A "short, sharp, shock" is needed to tackle sectarianism in the short-term in Scotland, according to football supporters across the country.
Old Firm supporters offered different perspectives
Consultation with fans of 17 clubs found many believe sectarianism is a problem of Scottish society rather than Scottish football.
The report from Professor Bert Moorhouse called on the Old Firm to join forces to tackle bigotry.
And it recommended footballers should be given anti-sectarian training.
The independent report was based on discussions "with some of the most experienced, most travelled and most dedicated football fans in Scotland".
Professor Moorhouse found sectarianism was seen as a major problem in Scottish football.
It was viewed predominantly as a located within fans of Celtic and Rangers, though Hearts and Airdrie United were mentioned.
The report stated: "A generally expressed view was that, while the rest of Scotland has 'moved on', the Glasgow region is still locked into an outmoded, strange and unpleasant 'tradition'."
Celtic supporters involved in the consultation agreed sectarianism was a major problem but see it as much more widespread than other supporters.
They said they are the recipients of sectarian sentiments.
Rangers supporters were the only group which felt sectarianism was not a major problem in Scottish football.

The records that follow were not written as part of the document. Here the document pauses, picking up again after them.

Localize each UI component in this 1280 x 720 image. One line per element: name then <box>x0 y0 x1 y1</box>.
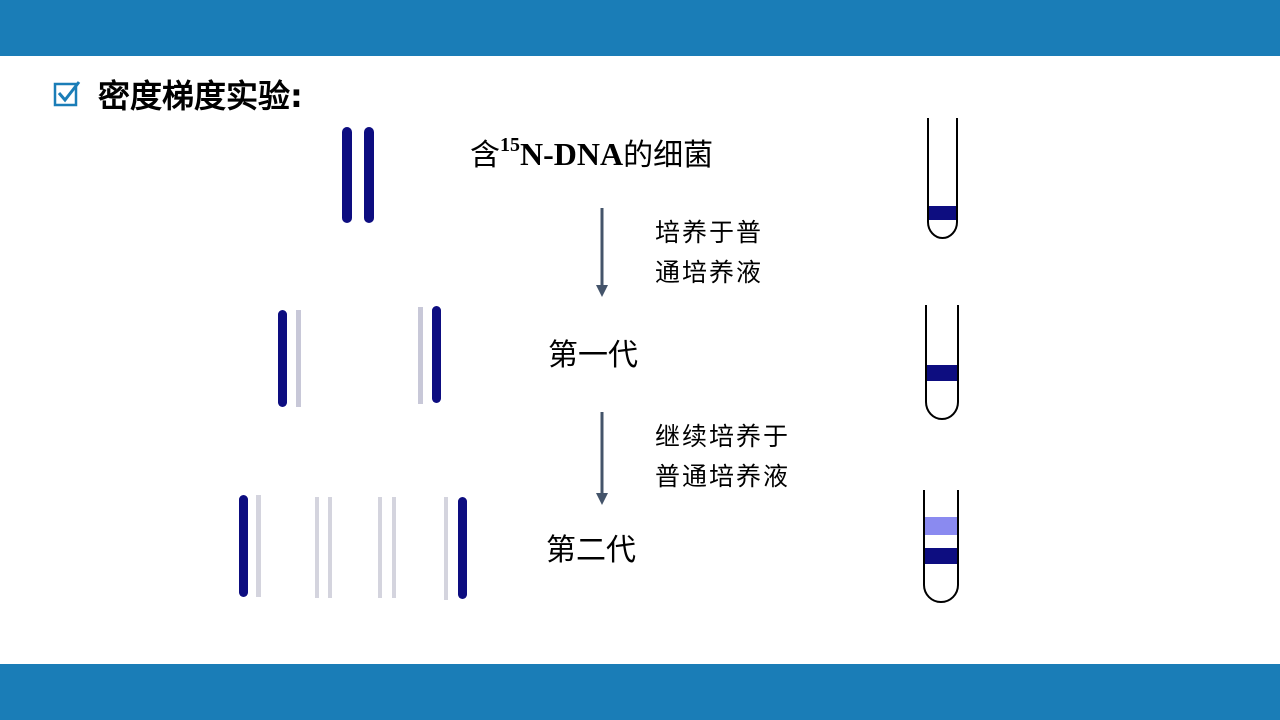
caption-line: 继续培养于 <box>655 422 791 451</box>
gen2-dna-molecule <box>239 495 261 597</box>
heavy-strand <box>458 497 467 599</box>
test-tube-gen1 <box>925 305 959 420</box>
heavy-strand <box>432 306 441 403</box>
light-strand <box>418 307 423 404</box>
arrow2-caption: 继续培养于 普通培养液 <box>655 417 790 497</box>
title-row: 密度梯度实验: <box>52 72 303 116</box>
gen2-dna-molecule <box>378 497 396 598</box>
heavy-strand <box>342 127 352 223</box>
gen1-label: 第一代 <box>548 338 638 373</box>
caption-line: 普通培养液 <box>655 462 791 491</box>
light-strand <box>296 310 301 407</box>
light-strand <box>315 497 319 598</box>
light-strand <box>392 497 396 598</box>
light-band <box>925 517 957 535</box>
light-strand <box>444 497 448 600</box>
caption-line: 培养于普 <box>655 218 764 247</box>
arrow1-caption: 培养于普 通培养液 <box>655 213 763 293</box>
hybrid-band <box>925 548 957 564</box>
heavy-strand <box>364 127 374 223</box>
page-title: 密度梯度实验: <box>98 77 303 115</box>
test-tube-parent <box>927 118 958 239</box>
gen1-dna-molecule <box>278 310 301 407</box>
header-bar <box>0 0 1280 56</box>
light-strand <box>378 497 382 598</box>
gen2-label: 第二代 <box>546 533 636 568</box>
heavy-strand <box>278 310 287 407</box>
footer-bar <box>0 664 1280 720</box>
gen2-dna-molecule <box>444 497 467 600</box>
hybrid-band <box>927 365 957 381</box>
gen1-dna-molecule <box>418 306 441 404</box>
parent-label: 含15N-DNA的细菌 <box>470 134 714 173</box>
heavy-band <box>929 206 956 220</box>
arrow-down-icon <box>596 208 608 297</box>
gen2-dna-molecule <box>315 497 332 598</box>
light-strand <box>328 497 332 598</box>
heavy-strand <box>239 495 248 597</box>
checkbox-checked-icon <box>53 81 81 107</box>
test-tube-gen2 <box>923 490 959 603</box>
light-strand <box>256 495 261 597</box>
caption-line: 通培养液 <box>655 258 764 287</box>
arrow-down-icon <box>596 412 608 505</box>
parent-dna-molecule <box>342 127 374 223</box>
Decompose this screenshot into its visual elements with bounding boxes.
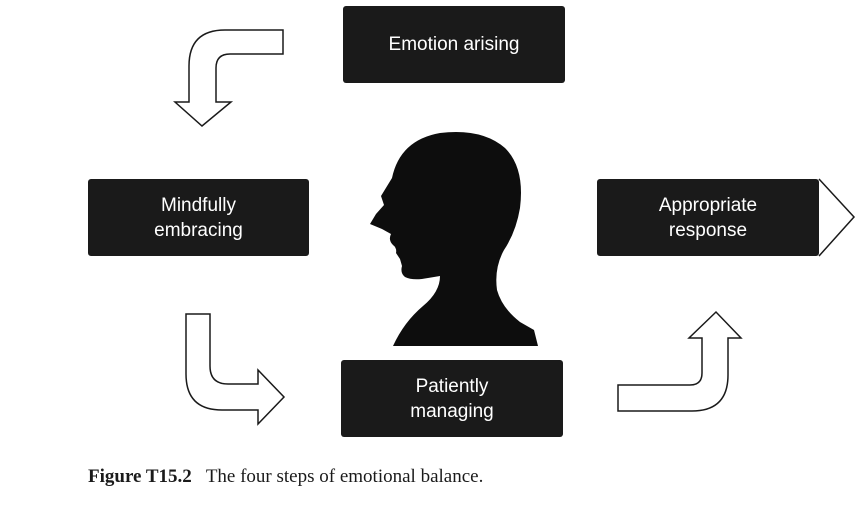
step-emotion-arising: Emotion arising xyxy=(343,6,565,83)
step-label-line: Emotion arising xyxy=(388,34,520,55)
figure-caption-text: The four steps of emotional balance. xyxy=(205,466,484,487)
step-appropriate-response: Appropriate response xyxy=(597,179,819,256)
figure-caption: Figure T15.2 The four steps of emotional … xyxy=(88,466,483,488)
figure-label: Figure T15.2 xyxy=(88,466,192,487)
step-label-line: managing xyxy=(410,400,494,422)
step-label-line: embracing xyxy=(154,219,243,241)
step-label-line: Patiently xyxy=(415,375,489,397)
bent-arrow-icon xyxy=(617,310,743,412)
bent-arrow-icon xyxy=(185,313,286,426)
head-silhouette-icon xyxy=(370,132,538,346)
step-patiently-managing: Patiently managing xyxy=(341,360,563,437)
step-mindfully-embracing: Mindfully embracing xyxy=(88,179,309,256)
step-label-line: response xyxy=(668,219,748,241)
step-label-line: Appropriate xyxy=(658,194,758,216)
step-label-line: Mindfully xyxy=(161,194,236,216)
bent-arrow-icon xyxy=(173,29,284,127)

They argued the situation had been getting steadily better over the last few years and told researchers they believed it was nowhere near as bad as painted.
The report recommends:
- Celtic and Rangers merge their current anti-sectarian initiatives
- The executive and the Scottish Football Association fund a sustained publicity campaign against sectarianism
- All footballers playing for major clubs receive anti-sectarian training.
- The executive and Sportscotland provide a small fund for supporter led initiatives to counter sectarian sentiments
- Modifications to half-time entertainment at Ibrox and Celtic Park to emphasize both are Scottish clubs
- The executive, police, Celtic, Rangers and stewarding companies review policies for marshalling football fans
- Celtic and Rangers review their current procedures for the allocation of tickets for their away matches and facilitate self-policing
The report also suggests the executive and SFA meet with editors and sports editors to discuss coverage of sectarianism.
Sports Minister Patricia Ferguson said: "The vast majority of fans attend matches for the love of football and a desire to support their team.
"However, there are those that continue to use football as a platform to articulate unacceptable expressions of sectarian hatred.
"I am pleased that fans from our football clubs have aired their views, which will inform the executive's drive to combat sectarianism in football."